The Mudcat Café TM
Thread #166590 Message #4007057
Posted By: Joe Offer
02-Sep-19 - 11:00 PM
Thread Name: Origins: John Barleycorn by Gordon Bok
Subject: ADD: John Barleycorn (Brown & Bok)
Hi, Tim - Yes, I've always wondered about that track. A recording is now available at YouTube:
And Folk-Legacy recordings like this one are now available at Smithsonian-Folkways:
And Glory Be, the liner notes are available for download:https://folkways-media.si.edu/liner_notes/folk-legacy/FLG00116.pdf
Gordon Bok's notes: I found this version of the old "John Barleycorn" in George Mackay Brown's An Orkney Tapestry, among other traditional poems and songs. It wasn't clear in the book, but it is my guess that, because of the style and poetry of it, this is not a traditional version, but Mr. Brown's own personal version.
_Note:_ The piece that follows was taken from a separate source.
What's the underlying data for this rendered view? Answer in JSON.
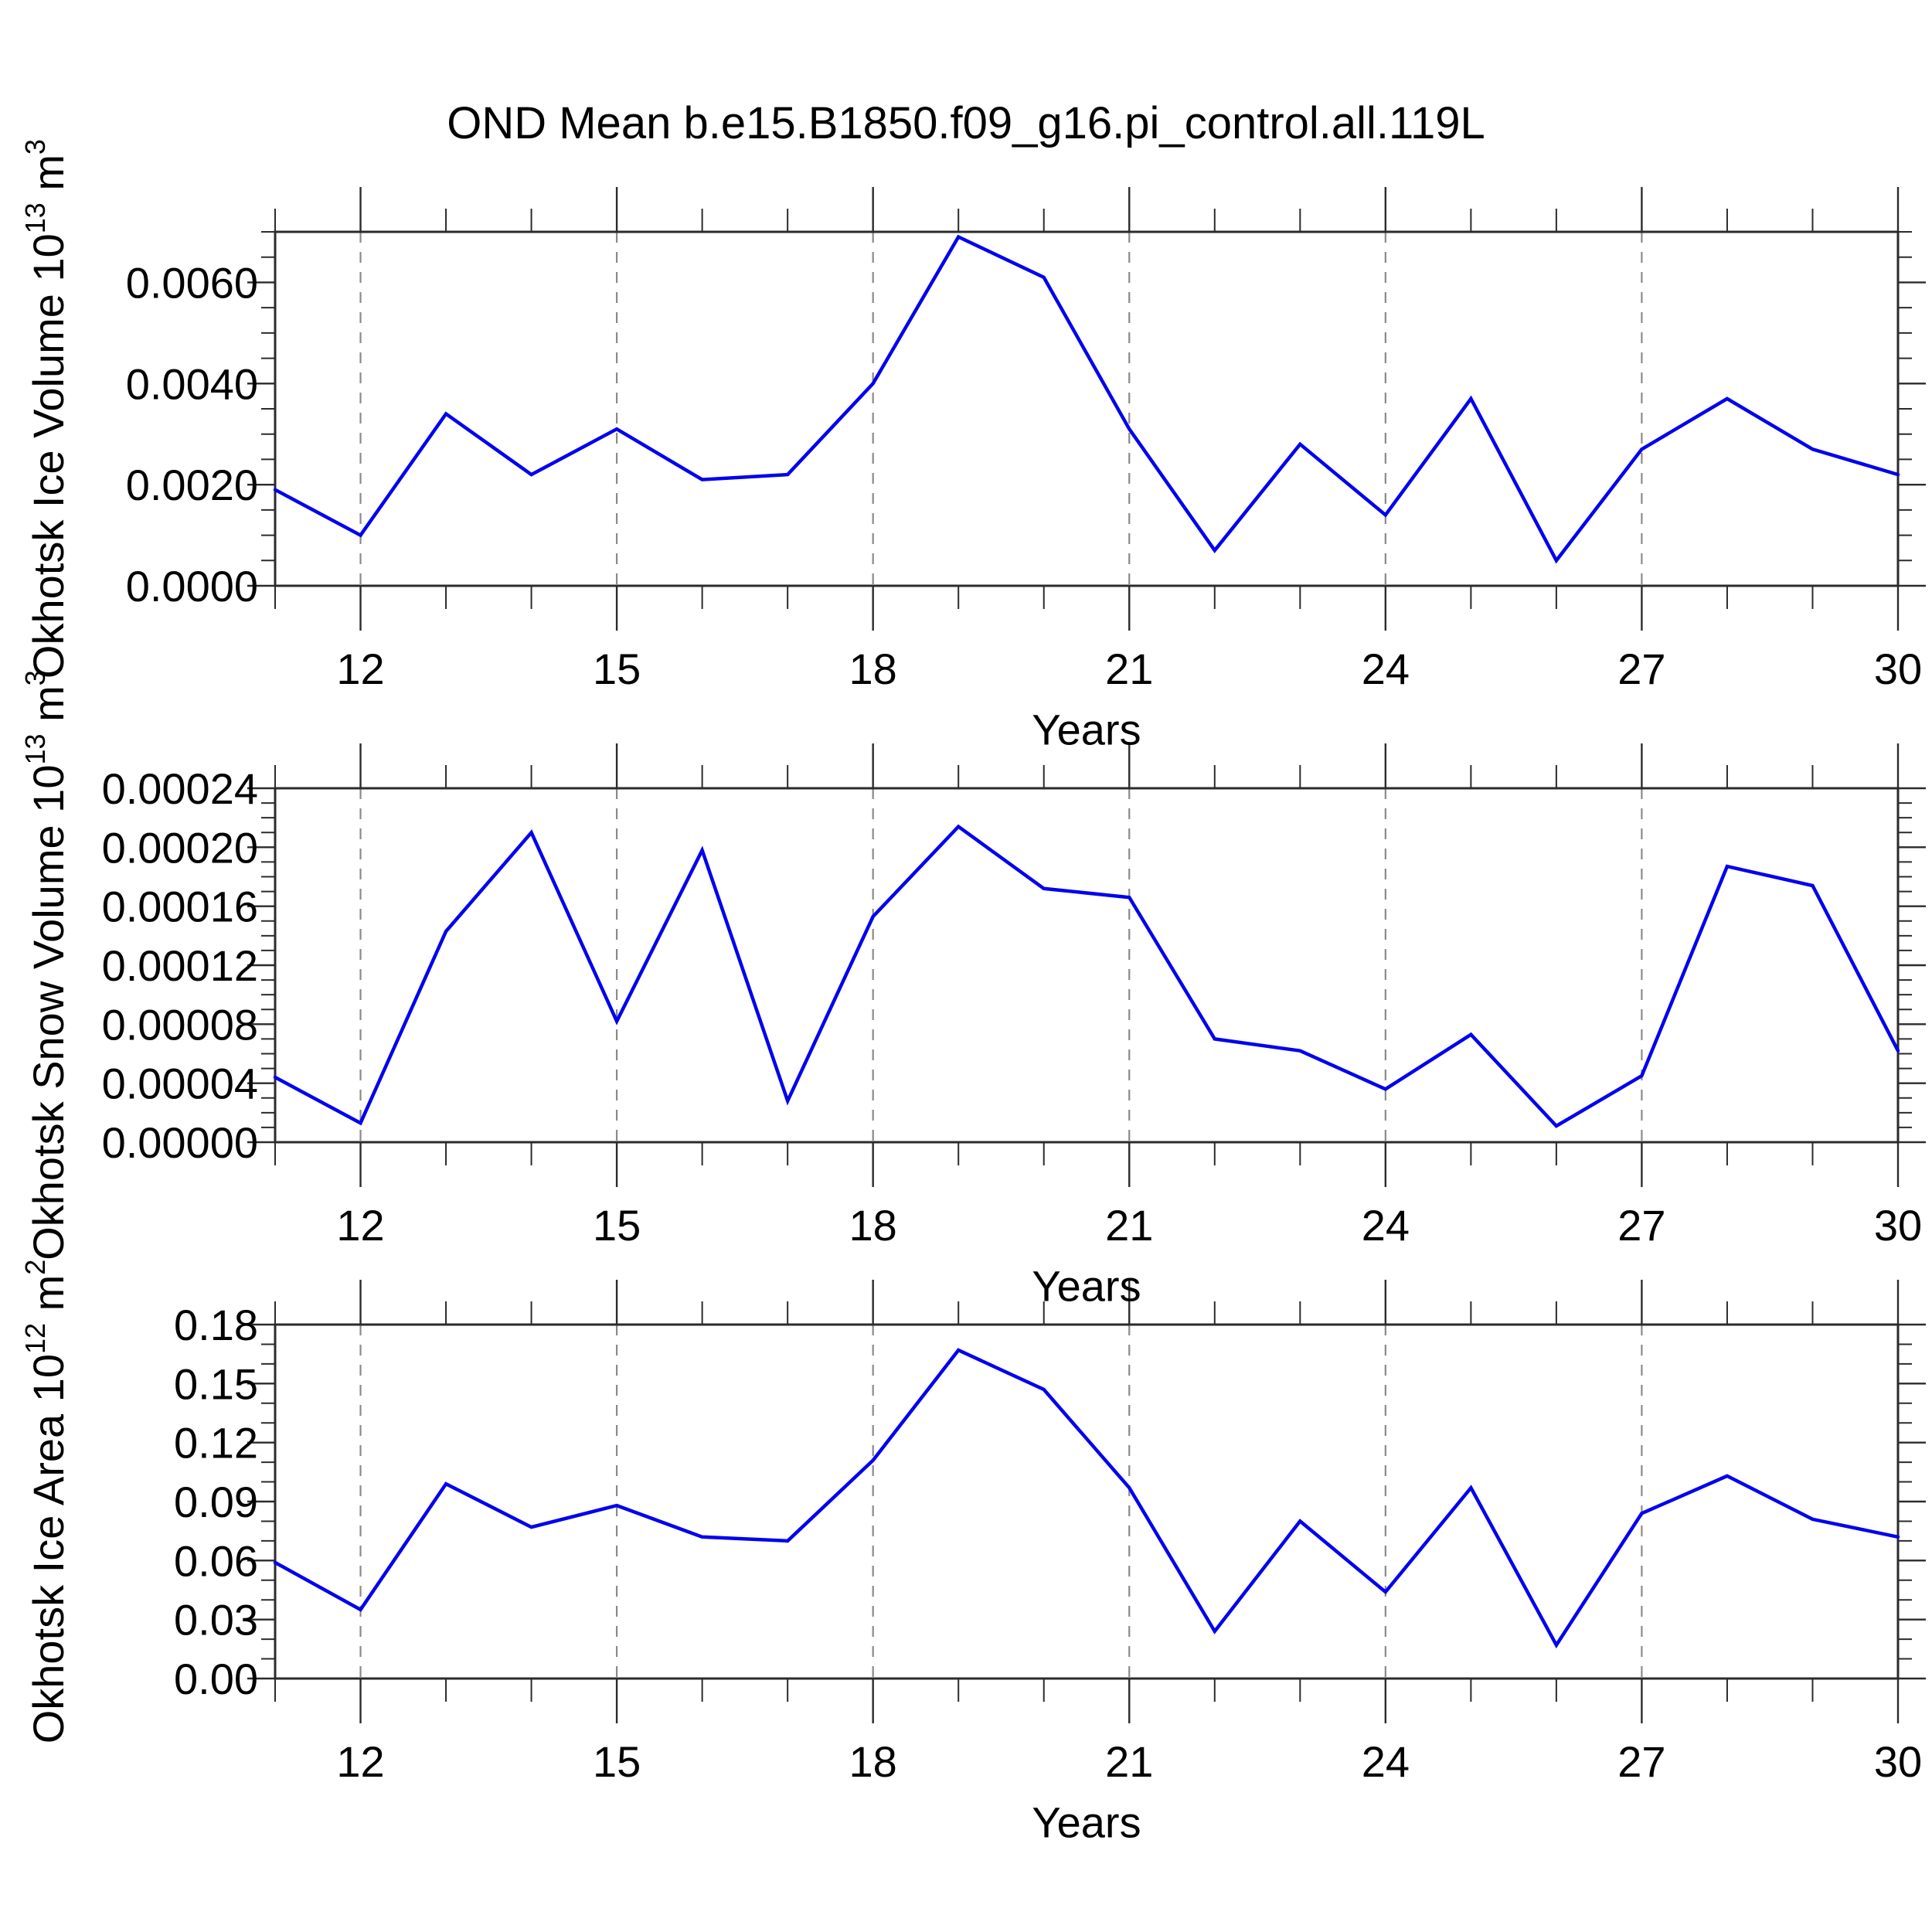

I built the tune for it in 1986, including the variations which allow it to follow the words more closely.
JOHN BARLEYCORN
(Words by George Mackay Brown*, Melody by Gordon Bok)
As I was plowing my field
The hungriest furrow ever torn
Followed my plow, and she did cry,
"Have you seen my mate, John Barleycorn?"
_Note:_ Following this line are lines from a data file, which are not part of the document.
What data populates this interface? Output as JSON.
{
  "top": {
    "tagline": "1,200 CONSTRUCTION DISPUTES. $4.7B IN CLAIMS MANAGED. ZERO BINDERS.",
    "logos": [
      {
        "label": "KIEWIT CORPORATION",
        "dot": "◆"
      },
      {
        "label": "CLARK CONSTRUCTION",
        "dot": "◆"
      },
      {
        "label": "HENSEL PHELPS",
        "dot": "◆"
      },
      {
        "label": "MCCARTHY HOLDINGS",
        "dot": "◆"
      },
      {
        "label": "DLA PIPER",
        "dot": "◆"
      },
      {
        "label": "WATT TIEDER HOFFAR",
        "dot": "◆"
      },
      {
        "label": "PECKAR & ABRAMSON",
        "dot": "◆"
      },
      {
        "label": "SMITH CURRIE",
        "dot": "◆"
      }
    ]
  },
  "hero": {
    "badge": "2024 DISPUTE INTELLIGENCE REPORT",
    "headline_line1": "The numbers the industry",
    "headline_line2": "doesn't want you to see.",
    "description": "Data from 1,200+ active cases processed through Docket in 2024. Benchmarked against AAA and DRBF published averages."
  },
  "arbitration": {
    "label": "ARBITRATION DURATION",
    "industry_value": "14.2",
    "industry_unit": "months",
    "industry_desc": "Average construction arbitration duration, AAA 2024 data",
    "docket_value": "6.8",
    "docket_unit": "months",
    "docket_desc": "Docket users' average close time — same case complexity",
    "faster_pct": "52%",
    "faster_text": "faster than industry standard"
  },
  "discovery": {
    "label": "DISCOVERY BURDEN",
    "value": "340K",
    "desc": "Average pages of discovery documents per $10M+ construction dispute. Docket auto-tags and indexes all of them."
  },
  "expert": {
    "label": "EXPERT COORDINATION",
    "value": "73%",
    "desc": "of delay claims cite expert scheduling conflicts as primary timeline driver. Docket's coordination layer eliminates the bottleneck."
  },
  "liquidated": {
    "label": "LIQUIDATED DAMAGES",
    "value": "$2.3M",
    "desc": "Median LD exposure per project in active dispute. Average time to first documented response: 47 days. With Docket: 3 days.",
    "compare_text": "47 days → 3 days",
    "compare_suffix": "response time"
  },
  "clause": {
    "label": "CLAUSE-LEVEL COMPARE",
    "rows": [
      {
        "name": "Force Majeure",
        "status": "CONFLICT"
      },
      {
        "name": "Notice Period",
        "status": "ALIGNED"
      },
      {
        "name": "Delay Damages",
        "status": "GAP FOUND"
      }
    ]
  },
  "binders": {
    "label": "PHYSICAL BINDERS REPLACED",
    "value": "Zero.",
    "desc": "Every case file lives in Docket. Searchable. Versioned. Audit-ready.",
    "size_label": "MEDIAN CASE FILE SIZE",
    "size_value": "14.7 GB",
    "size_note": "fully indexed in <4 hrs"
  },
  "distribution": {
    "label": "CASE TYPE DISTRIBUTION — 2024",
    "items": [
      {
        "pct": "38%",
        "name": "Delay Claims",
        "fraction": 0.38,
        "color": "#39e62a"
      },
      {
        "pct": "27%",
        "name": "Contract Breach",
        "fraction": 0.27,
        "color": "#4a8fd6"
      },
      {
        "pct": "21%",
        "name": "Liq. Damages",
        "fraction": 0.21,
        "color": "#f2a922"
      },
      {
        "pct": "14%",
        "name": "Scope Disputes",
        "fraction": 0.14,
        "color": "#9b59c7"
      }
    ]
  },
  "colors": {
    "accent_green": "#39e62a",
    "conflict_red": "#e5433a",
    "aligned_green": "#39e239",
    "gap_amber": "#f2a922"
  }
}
Says I, "Has he got a yellow beard?
Is he always whispering, night and morn?
Does he up and dance when the wind is high?"
Says she, "That's my John Barleycorn.
"One day they took a cruel knife
(Oh, I am weary and forlorn);
They struck him at his golden prayer
And they killed my priest, John Barleycorn.
"They laid him on a wooden cart,
Of all his summer glory shorn,
And threshers broke, with stick and stave,
The shining bones of Barleycorn.
"The miller's stone went 'round and 'round;
They rolled him underneath with scorn.
The miller filled a hundred sacks
With the crushed pride of John Barleycorn.
"The baker came by and bought his dust.
(That was a madman, I'll be sworn.)
They burned my hero in a rage
Of twisting flames, my Barleycorn.
"The brewer came by and stole his heart.
(Alas, that I was ever born!)
They thrust it in a brimming vat
And drowned my dear John Barleycorn.
"And now I travel narrow roads;
My hungry feet are dark and worn,
But no one in this winter world
Has seen my dancer, Barleycorn."
I took a bannock from my bag,
Lord, how her empty mouth did yawn.
Says I, "Your starving days are done,
For here's your lost John Barleycorn."
I took a bottle from my pouch,
I poured out whiskey in a horn.
Says I, "Put by your grief,
for here Is the merry blood of Barleycorn."
She ate, she drank, she laughed, she danced,
And home with me she did return.
By candle light, in my old straw bed,
She wept no more for Barleycorn.
Melody ©1986 by Gordon Bok
Ed & Ann: vocals; Gordon: 'cellamba.
*(Bok spells the name George McKay Brown, which is incorrect.)